For data center operators, the message is apparent. Now is the time to explore partnerships, experiment with hybrid workflows, and lay the groundwork for a quantum-ready infrastructure.
Read the full report here: Seizing Quantum’s Edge: Why and How HPC Should Prepare for eFTQC
DCF’s 2025 Quantum Prediction Comes Into Focus
As noted in Data Center Frontier’s annual 8 Trends That Will Shape the Data Center Industry In 2025 report, the quantum computing event horizon is no longer a distant aspiration—it is actively shaping the data center landscape. Our Trend #8 highlighted that 2025 would be a pivotal year, as quantum computing moves from experimental demonstrations toward practical, hybrid applications in optimization, cryptography, and scientific simulations. That forecast is now manifesting with tangible developments.

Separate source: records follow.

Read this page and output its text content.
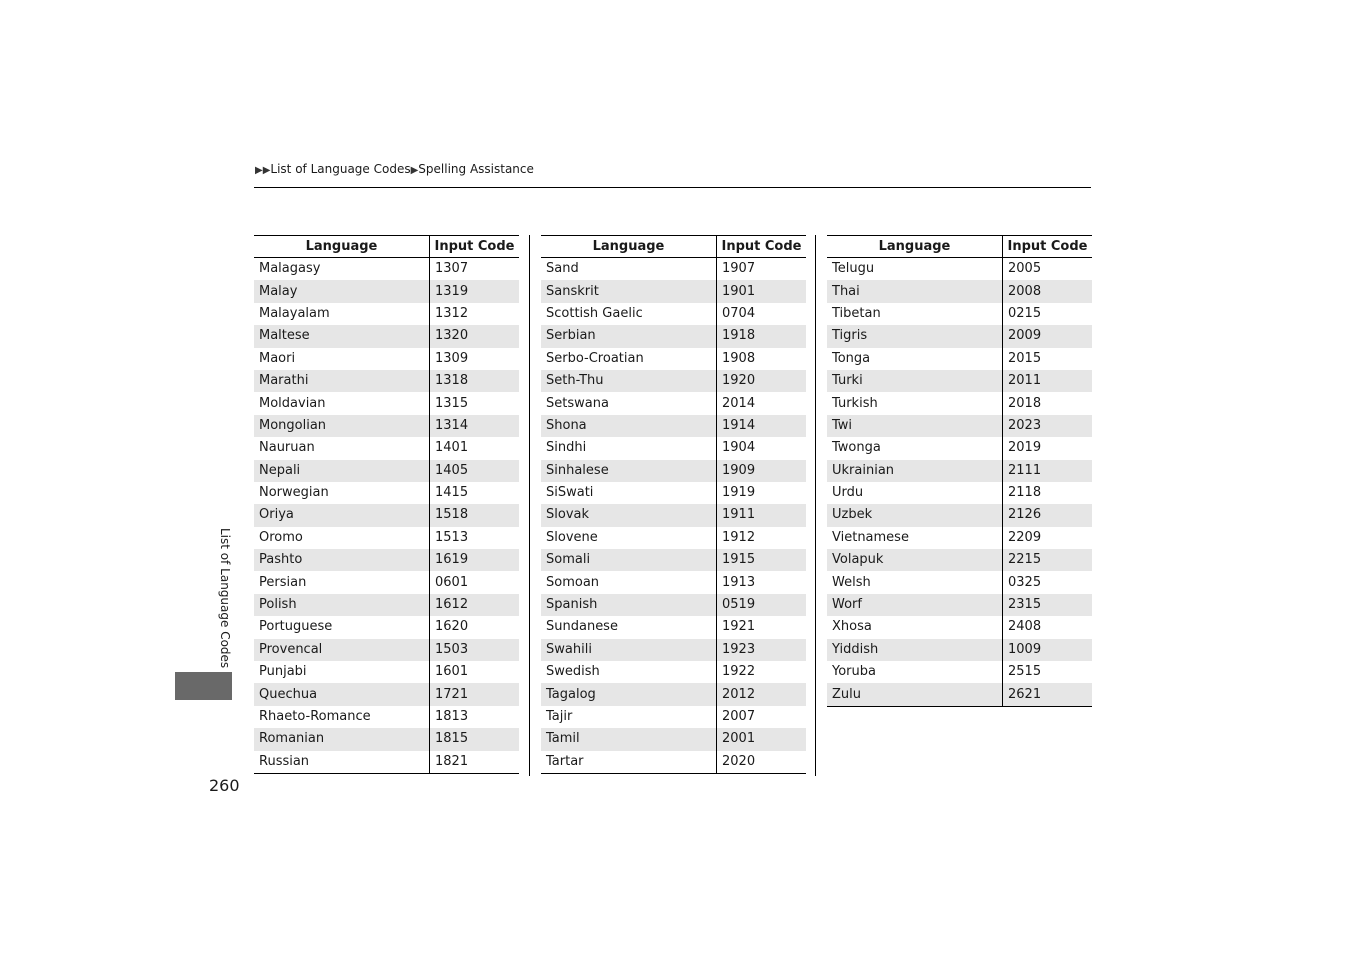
▶▶List of Language Codes▶Spelling Assistance
Language	Input Code
Malagasy	1307
Malay	1319
Malayalam	1312
Maltese	1320
Maori	1309
Marathi	1318
Moldavian	1315
Mongolian	1314
Nauruan	1401
Nepali	1405
Norwegian	1415
Oriya	1518
Oromo	1513
Pashto	1619
Persian	0601
Polish	1612
Portuguese	1620
Provencal	1503
Punjabi	1601
Quechua	1721
Rhaeto-Romance	1813
Romanian	1815
Russian	1821
Language	Input Code
Sand	1907
Sanskrit	1901
Scottish Gaelic	0704
Serbian	1918
Serbo-Croatian	1908
Seth-Thu	1920
Setswana	2014
Shona	1914
Sindhi	1904
Sinhalese	1909
SiSwati	1919
Slovak	1911
Slovene	1912
Somali	1915
Somoan	1913
Spanish	0519
Sundanese	1921
Swahili	1923
Swedish	1922
Tagalog	2012
Tajir	2007
Tamil	2001
Tartar	2020
Language	Input Code
Telugu	2005
Thai	2008
Tibetan	0215
Tigris	2009
Tonga	2015
Turki	2011
Turkish	2018
Twi	2023
Twonga	2019
Ukrainian	2111
Urdu	2118
Uzbek	2126
Vietnamese	2209
Volapuk	2215
Welsh	0325
Worf	2315
Xhosa	2408
Yiddish	1009
Yoruba	2515
Zulu	2621
List of Language Codes
260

“The pieces are falling into place for quantum integration,” we noted earlier this year. “Advances in qubit stability, scalability, and hybrid workflows are paving the way for broader adoption, and by 2025 quantum computing is poised to complement classical systems rather than replace them.” The new Hyperion-Alice & Bob study essentially confirms that projection: HPC centers are being called upon to invest now in hybrid CPU/GPU/quantum workflows, with early fault-tolerant systems expected to accelerate critical science and engineering workloads in the near term.
Our earlier report emphasized that quantum computing’s transformative potential spans industries and workloads—from AI model training and molecular modeling to real-time optimization and cryptography. Cloud-based Quantum-as-a-Service (QaaS) models were already flagged as an emerging approach to provide access to costly quantum hardware without necessitating full ownership. Fast-forward to September, and major HPC centers, government labs, and hyperscale cloud providers are all exploring similar hybrid integration strategies, illustrating that the prediction was not just theoretical: the industry is actively positioning itself for the quantum-augmented data center era.
In short, the convergence of HPC and early fault-tolerant quantum computing is validating DCF’s 2025 foresight. The technology is no longer a curiosity: it is poised to become a key accelerator within next-generation data centers, particularly for organizations that can leverage hybrid workflows to tackle workloads previously considered infeasible.